Secure OAM Network Redundancy Overview
Contrail Service Orchestration (CSO) supports secure Operation, Administration, and Maintenance (OAM) network redundancy for provider hub devices in an SD-WAN deployment. You can configure two provider hub devices to act as the primary and secondary OAM hub devices and protect the site against device and link failures ( WAN link between the CPE and the provider hub). If a fault or an outage occurs at the OpCo’s OAM network beyond the primary OAM hub, the OAM connectivity is automatically restored through the secondary OAM hub without any user intervention.
The following sections explain the topology and benefits of secure OAM network redundancy in an SD-WAN deployment.
Figure 1 shows the topology for secure OAM network redundancy.
The CPE device at the on-premise spoke site is connected to two provider hub devices that are configured as OAM hubs. The OAM hub devices are in turn connected to the OAM gateway router. During Zero Touch Provisioning (ZTP), two separate IPsec tunnels are established from the CPE device to the primary and secondary OAM hub devices. The CPE device has a static route (loopback lo0.1) to both the OAM hubs through the IPsec tunnels.
When the provider hub device is onboarded, the BGP sessions are established. During the BGP sessions, the OAM hub device advertises the CSO subnet to the CPE device and the CPE device advertises the OAM subnet to the OAM hub device.
BGP supports primary and backup OAM hub by using local preference(hub-primary-select option) on the CPE device at the on-premise spoke site.

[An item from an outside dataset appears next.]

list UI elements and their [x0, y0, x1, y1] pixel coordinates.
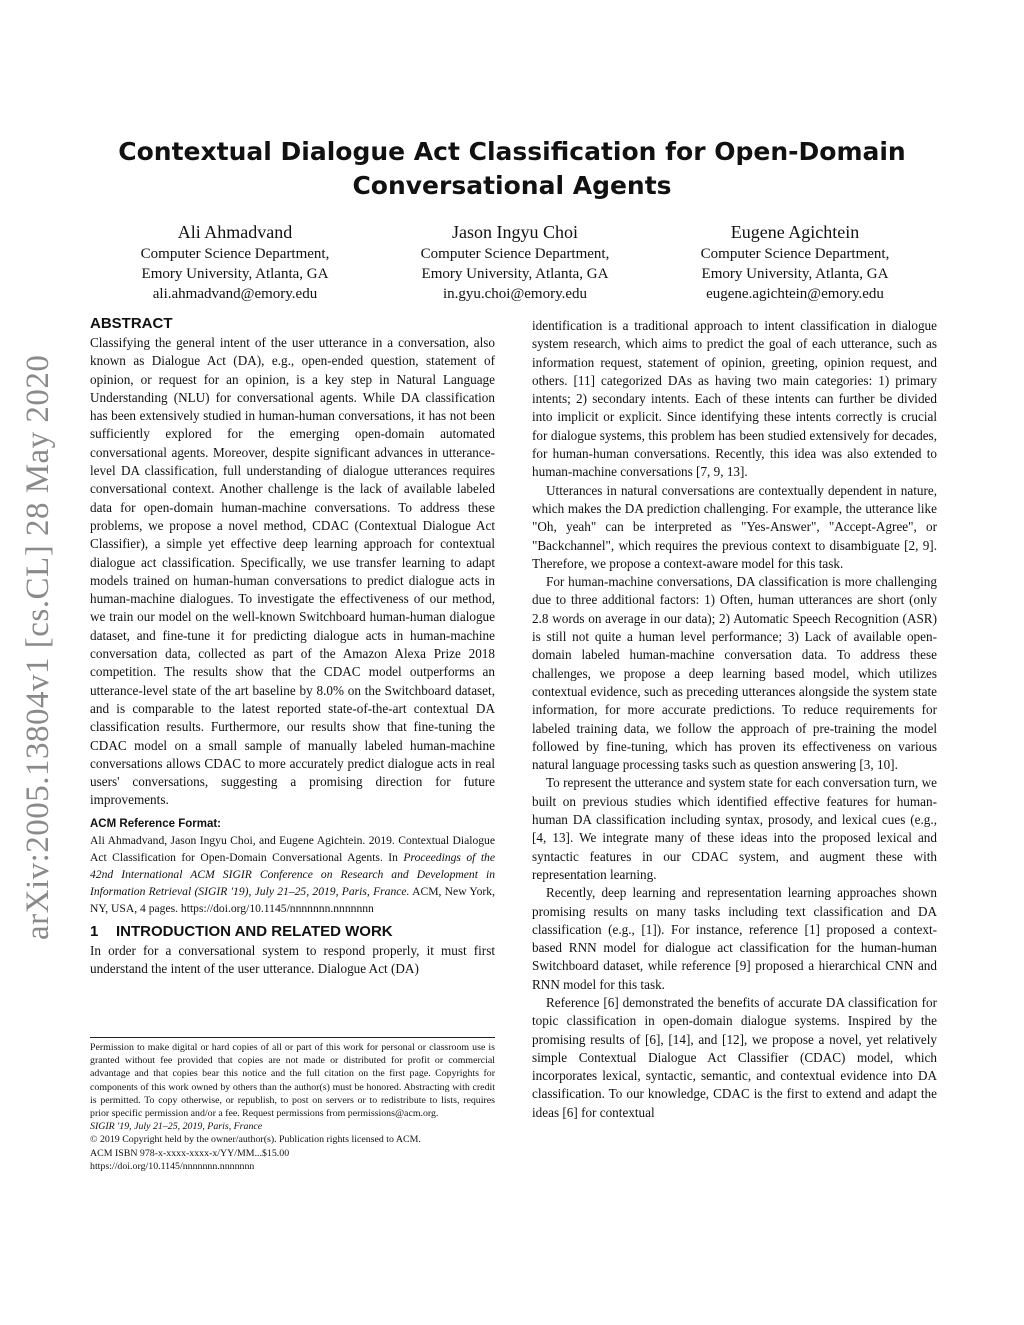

The CPE device decides whether the OAM hub is primary or secondary based on the hub-primary-select option. If the primary OAM hub fails or losses the CSO routes from the OAM gateway, then the secondary OAM hub is used. The CPE device advertises the OAM subnet to the OAM hubs. The OAM hubs, in turn, advertises the OAM subnet to the OAM gateway router.
In case the SINGLE_SSH feature is enabled in the device template, then only one IP address (loopback ip) is advertised. In case the SINGLE_SSH feature is disabled in the device template, then the OAM subnet is advertised.
The details of the BGP session that is established during ZTP are as follows:
External BGP (eBGP) session is established between the OAM hub device and the OAM gateway router. During the eBGP session, the OAM gateway router advertises the CSO route reachability (CSO prefix and VRR prefixes) to both primary and secondary OAM hubs.
Internal BGP (iBGP) session is established between the CPE device at the on-premise spoke site and the OAM hub device. During this session the OAM hub device advertises the learned CSO route to the CPE device at the on-premise spoke site. The CPE device learns routes from both primary and secondary OAM hub devices, and configures the primary OAM hub device with a higher preference and the backup OAM hub device with a lower preference.
Adding and configuring provider hub devices
The workflow to add and configure provider hub devices to support redundant secure OAM network is similar to adding a single provider hub device. For more information about adding and configuring a provider hub device, see Adding Provider Hub Sites for SD-WAN Deployment.
While adding the first provider hub device in any deployment, ensure that the capability of the device is set to DATA and OAM.
Adding and configuring an on-premise spoke site
The workflow to configure an on-premise spoke site to support redundant secure OAM network is similar to adding a single on-premise spoke site. For more information about adding and configuring an on-premise spoke site, see Adding an On-Premise Spoke Site with SD-WAN Capability.
In real time-optimized deployments, you must enable the Connect to Hubs feature to establish secure OAM IPsec tunnels.
In bandwidth-optimized deployments, you must enable the Use for OAM Traffic option on at least one WAN link to establish secure OAM IPsec tunnels.
On NFX250 devices, you must enable the traffic type as OAM_AND_DATA for at least one WAN link.
Failure Detection and Recovery
In case of network failure at the OpCo’s OAM network behind the primary OAM hub, the route to primary OAM hub breaks and as a result, the primary OAM hub loses the route. The route from primary OAM hub to spoke for CSO breaks. As a result, the spoke obtains the route from the secondary OAM hub. The OAM traffic then moves from primary OAM hub to secondary OAM hub.
When the primary OAM hub is active, the BGP session is established and the primary OAM hub receives the route and propogates the route to the spoke. Because the primary OAM hub is configured with a higher preference in the spoke device, when the spoke receives the traffic from primary OAM hub, the OAM traffic will switches back to primary OAM hub.
Benefits of Secure OAM Network Redundancy
Hub device redundancy—In case of multihoming at the spoke sites, each CPE device at the site is connected to two provider hubs devices, which function as primary and secondary provider hub devices. Two separate IPsec tunnels are established from the SD-WAN site to both primary and secondary provider hub devices. This hub device redundancy ensures that the OAM traffic is not lost even if a hub fails.